Project Title: Using Computer Vision for Counting Things


Professor: Subhransu Maji


Lab/Research Group: Computer Vision Lab

Subhransu Maji co-directs the computer vision lab where he and his team of students aim to make fundamental contributions towards building AI systems with rich visual reasoning capabilities. The research focuses on architectures for visual recognition tasks, as well as techniques to improve their robustness, efficiency, generalization and interpretability. The team also engages in interdisciplinary research.

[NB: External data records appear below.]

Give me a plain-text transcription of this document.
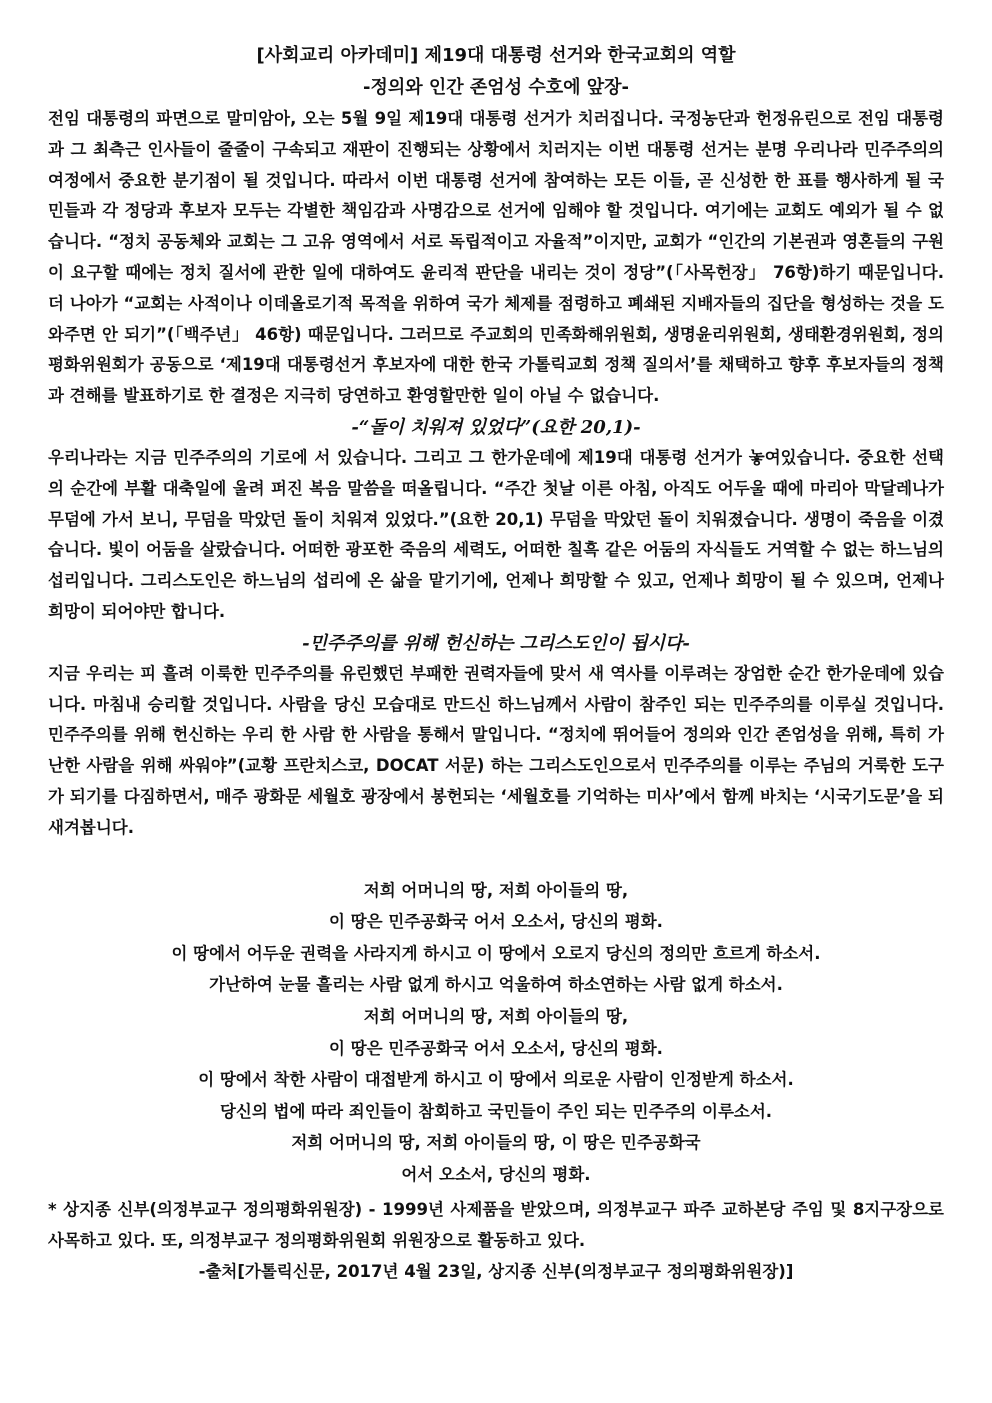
[사회교리 아카데미] 제19대 대통령 선거와 한국교회의 역할
-정의와 인간 존엄성 수호에 앞장-

전임 대통령의 파면으로 말미암아, 오는 5월 9일 제19대 대통령 선거가 치러집니다. 국정농단과 헌정유린으로 전임 대통령과 그 최측근 인사들이 줄줄이 구속되고 재판이 진행되는 상황에서 치러지는 이번 대통령 선거는 분명 우리나라 민주주의의 여정에서 중요한 분기점이 될 것입니다. 따라서 이번 대통령 선거에 참여하는 모든 이들, 곧 신성한 한 표를 행사하게 될 국민들과 각 정당과 후보자 모두는 각별한 책임감과 사명감으로 선거에 임해야 할 것입니다. 여기에는 교회도 예외가 될 수 없습니다. “정치 공동체와 교회는 그 고유 영역에서 서로 독립적이고 자율적”이지만, 교회가 “인간의 기본권과 영혼들의 구원이 요구할 때에는 정치 질서에 관한 일에 대하여도 윤리적 판단을 내리는 것이 정당”(「사목헌장」 76항)하기 때문입니다. 더 나아가 “교회는 사적이나 이데올로기적 목적을 위하여 국가 체제를 점령하고 폐쇄된 지배자들의 집단을 형성하는 것을 도와주면 안 되기”(「백주년」 46항) 때문입니다. 그러므로 주교회의 민족화해위원회, 생명윤리위원회, 생태환경위원회, 정의평화위원회가 공동으로 ‘제19대 대통령선거 후보자에 대한 한국 가톨릭교회 정책 질의서’를 채택하고 향후 후보자들의 정책과 견해를 발표하기로 한 결정은 지극히 당연하고 환영할만한 일이 아닐 수 없습니다.

-“돌이 치워져 있었다”(요한 20,1)-

우리나라는 지금 민주주의의 기로에 서 있습니다. 그리고 그 한가운데에 제19대 대통령 선거가 놓여있습니다. 중요한 선택의 순간에 부활 대축일에 울려 퍼진 복음 말씀을 떠올립니다. “주간 첫날 이른 아침, 아직도 어두울 때에 마리아 막달레나가 무덤에 가서 보니, 무덤을 막았던 돌이 치워져 있었다.”(요한 20,1) 무덤을 막았던 돌이 치워졌습니다. 생명이 죽음을 이겼습니다. 빛이 어둠을 살랐습니다. 어떠한 광포한 죽음의 세력도, 어떠한 칠흑 같은 어둠의 자식들도 거역할 수 없는 하느님의 섭리입니다. 그리스도인은 하느님의 섭리에 온 삶을 맡기기에, 언제나 희망할 수 있고, 언제나 희망이 될 수 있으며, 언제나 희망이 되어야만 합니다.

-민주주의를 위해 헌신하는 그리스도인이 됩시다-

지금 우리는 피 흘려 이룩한 민주주의를 유린했던 부패한 권력자들에 맞서 새 역사를 이루려는 장엄한 순간 한가운데에 있습니다. 마침내 승리할 것입니다. 사람을 당신 모습대로 만드신 하느님께서 사람이 참주인 되는 민주주의를 이루실 것입니다. 민주주의를 위해 헌신하는 우리 한 사람 한 사람을 통해서 말입니다. “정치에 뛰어들어 정의와 인간 존엄성을 위해, 특히 가난한 사람을 위해 싸워야”(교황 프란치스코, DOCAT 서문) 하는 그리스도인으로서 민주주의를 이루는 주님의 거룩한 도구가 되기를 다짐하면서, 매주 광화문 세월호 광장에서 봉헌되는 ‘세월호를 기억하는 미사’에서 함께 바치는 ‘시국기도문’을 되새겨봅니다.

저희 어머니의 땅, 저희 아이들의 땅,
이 땅은 민주공화국 어서 오소서, 당신의 평화.
이 땅에서 어두운 권력을 사라지게 하시고 이 땅에서 오로지 당신의 정의만 흐르게 하소서.
가난하여 눈물 흘리는 사람 없게 하시고 억울하여 하소연하는 사람 없게 하소서.
저희 어머니의 땅, 저희 아이들의 땅,
이 땅은 민주공화국 어서 오소서, 당신의 평화.
이 땅에서 착한 사람이 대접받게 하시고 이 땅에서 의로운 사람이 인정받게 하소서.
당신의 법에 따라 죄인들이 참회하고 국민들이 주인 되는 민주주의 이루소서.
저희 어머니의 땅, 저희 아이들의 땅, 이 땅은 민주공화국
어서 오소서, 당신의 평화.

* 상지종 신부(의정부교구 정의평화위원장) - 1999년 사제품을 받았으며, 의정부교구 파주 교하본당 주임 및 8지구장으로 사목하고 있다. 또, 의정부교구 정의평화위원회 위원장으로 활동하고 있다.

-출처[가톨릭신문, 2017년 4월 23일, 상지종 신부(의정부교구 정의평화위원장)]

In collaboration with ecologists we aim to analyze bird migration from radar imagery; with astronomers to uncover scientific insights from images of galaxies; as well as domain experts to develop applications in graphics, health care, material design, and sustainability.

Project Description:

Using computer vision and statistical estimation to solve counting in large image collections. 

Counting in large image collections (e.g., how many cars passed a traffic sign, or how many animals live in a region) is challenging, and many modern applications use computer vision to detect and count objects in massive image collections. However, when the detection task is very difficult the counts may be inaccurate even with significant investments in training data and model development. The project will build on our ongoing work called DISCOUNT (Perez et al., arXiv 2023) on combining computer vision and human screening to obtain accurate counts. The students will learn about how computer vision can be used to classify images based on modern deep learning approaches, and evaluate statistical estimation approaches for estimating counts for some applications motivated by Ecology and other domains.